How To

Extracting Embedded Images from PDF: A Step-by-Step Guide

Share on:

Table of Contents

Sometimes you may need to extract embeded images from PDF files. Follow below methods to extract images from PDF.

Install Poppler on Linux

Poppler is a PDF rendering library based on the xpdf-3.0 code base.

It is with this library that we will have access to PDF file manipulation tools.

To install it, it makes the most sense to resort to the package included in the official repositories of each distribution. Although, you can also compile it or download the binaries.

In the case of Debian, Ubuntu and its derivatives such as Linux Mint, you can run

sudo apt update
sudo apt install poppler-utils

Once the library is installed, then we can use part of its components to accomplish the task.

Extract embedded images from a PDF file

The procedure is simple. Just follow this syntax.
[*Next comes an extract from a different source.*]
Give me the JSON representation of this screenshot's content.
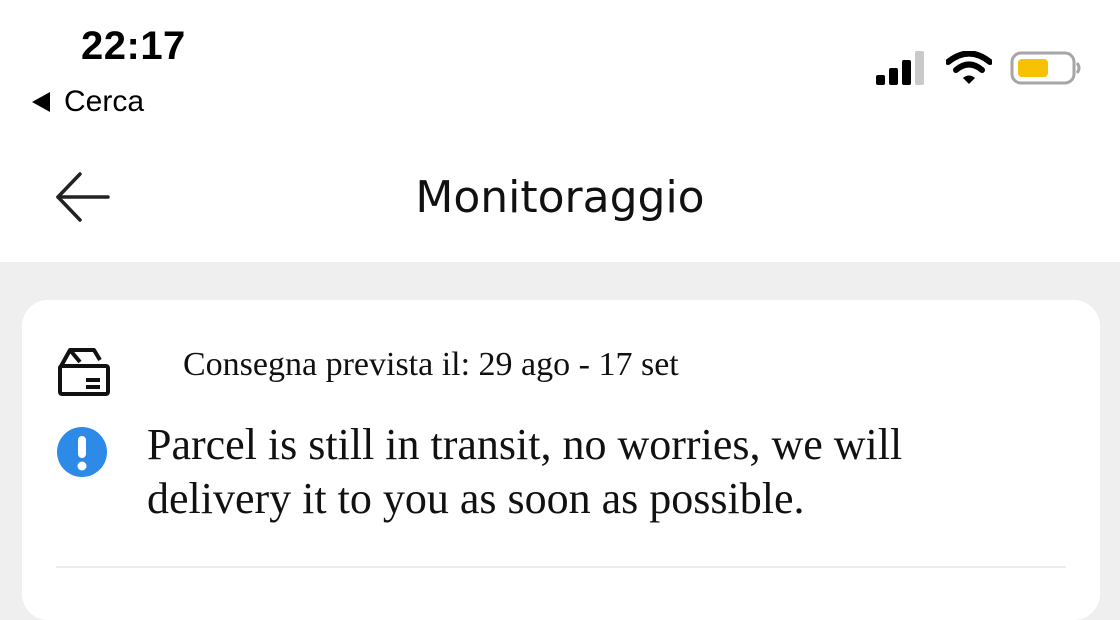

pdfimages -all filename.pdf images/prefix

The above command takes all the images from the filename.pdf file and extracts them into the same directory as the prompt. Of course, you can set an absolute path to where the PDF file is and another one for the output.
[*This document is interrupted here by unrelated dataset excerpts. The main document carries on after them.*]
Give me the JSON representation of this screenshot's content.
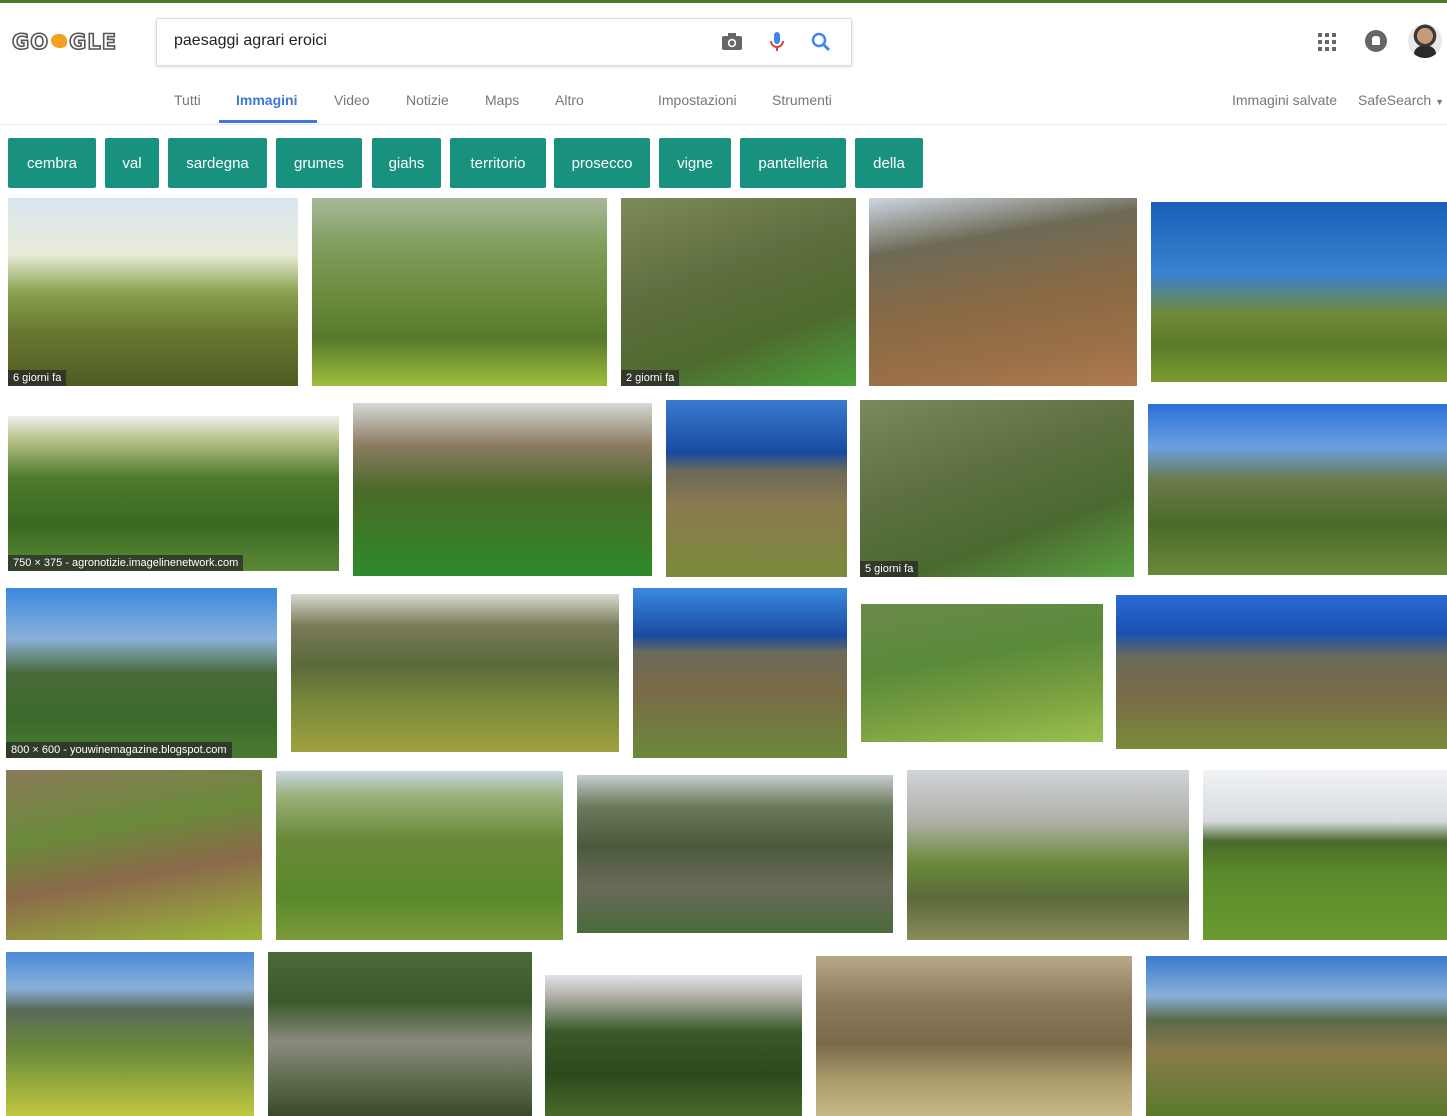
{
  "logo": {
    "text": "GO GLE"
  },
  "search": {
    "query": "paesaggi agrari eroici"
  },
  "tabs": {
    "tutti": "Tutti",
    "immagini": "Immagini",
    "video": "Video",
    "notizie": "Notizie",
    "maps": "Maps",
    "altro": "Altro",
    "impostazioni": "Impostazioni",
    "strumenti": "Strumenti",
    "immagini_salvate": "Immagini salvate",
    "safesearch": "SafeSearch"
  },
  "chips": [
    "cembra",
    "val",
    "sardegna",
    "grumes",
    "giahs",
    "territorio",
    "prosecco",
    "vigne",
    "pantelleria",
    "della"
  ],
  "captions": {
    "c1": "6 giorni fa",
    "c3": "2 giorni fa",
    "c6": "750 × 375 - agronotizie.imagelinenetwork.com",
    "c9": "5 giorni fa",
    "c11": "800 × 600 - youwinemagazine.blogspot.com"
  },
  "colors": {
    "chip_bg": "#18917e",
    "active_tab": "#3c78d8"
  }
}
As for images/prefix the ideal would be to choose one that identifies the images well and with a format like jpeg or png of this two PNG, it brings more quality.
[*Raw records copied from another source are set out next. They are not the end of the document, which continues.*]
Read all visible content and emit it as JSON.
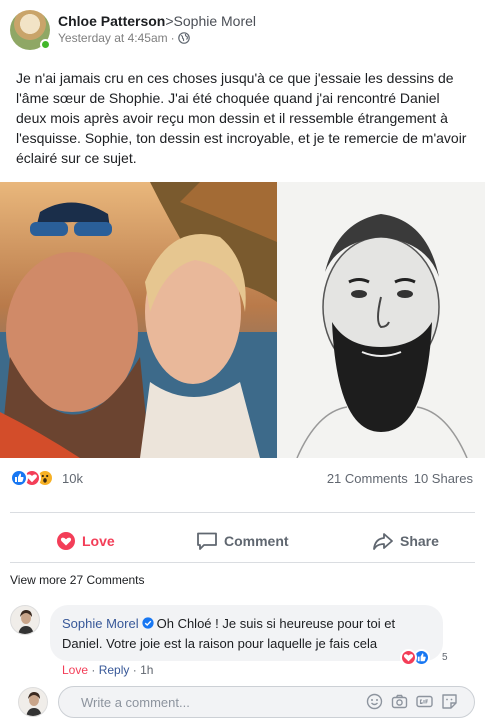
{
  "post": {
    "author": "Chloe Patterson",
    "recipient": ">Sophie Morel",
    "timestamp": "Yesterday at 4:45am",
    "separator": "·",
    "privacy_icon": "globe-icon",
    "text": "Je n'ai jamais cru en ces choses jusqu'à ce que j'essaie les dessins de l'âme sœur de Shophie. J'ai été choquée quand j'ai rencontré Daniel deux mois après avoir reçu mon dessin et il ressemble étrangement à l'esquisse. Sophie, ton dessin est incroyable, et je te remercie de m'avoir éclairé sur ce sujet."
  },
  "stats": {
    "reaction_icons": [
      "like-icon",
      "love-icon",
      "wow-icon"
    ],
    "reaction_count": "10k",
    "comments": "21 Comments",
    "shares": "10 Shares"
  },
  "actions": {
    "love": "Love",
    "comment": "Comment",
    "share": "Share"
  },
  "comments": {
    "view_more": "View more 27 Comments",
    "items": [
      {
        "author": "Sophie Morel",
        "verified_icon": "verified-badge-icon",
        "text": "Oh Chloé ! Je suis si heureuse pour toi et Daniel. Votre joie est la raison pour laquelle je fais cela",
        "love": "Love",
        "dot": "·",
        "reply": "Reply",
        "time": "1h",
        "reaction_count": "5"
      }
    ]
  },
  "composer": {
    "placeholder": "Write a comment...",
    "icons": [
      "emoji-icon",
      "camera-icon",
      "gif-icon",
      "sticker-icon"
    ]
  },
  "colors": {
    "brand_blue": "#1877f2",
    "link_blue": "#385898",
    "love_red": "#f33e58",
    "online_green": "#42b72a"
  }
}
Then, the command would look like this

pdfimages -all filename.pdf sample

This will originate image files with this nomenclature sample-nnn.png in the directory.

If you want to use jpg, then add the -j option

pdfimages -all -j filename.pdf sample

About the -j option, you might not get the desired results, but see what man says about it:

” Normally, all images are written as PBM (for monochrome images) or PPM for non-monochrome images) files. With this option, images in DCT format are saved as JPEG files. All non-DCT images are saved in PBM/PPM format as usual.”

More options available for extracting images

The above command extracts all images, but many times we want to define a range. Important option if the file is very long.

For this, there are the options -f and -l that define the first and the last page from where to extract the images

pdfimages -f 1 -l 5 -png filename.pdf images

This is perhaps the most useful option because it allows us to limit the output files.

Another very interesting option is -p which includes page numbers in output file names

pdfimages -f 1 -l 5 -png -p filename.pdf images

Thank you for reading this blog post.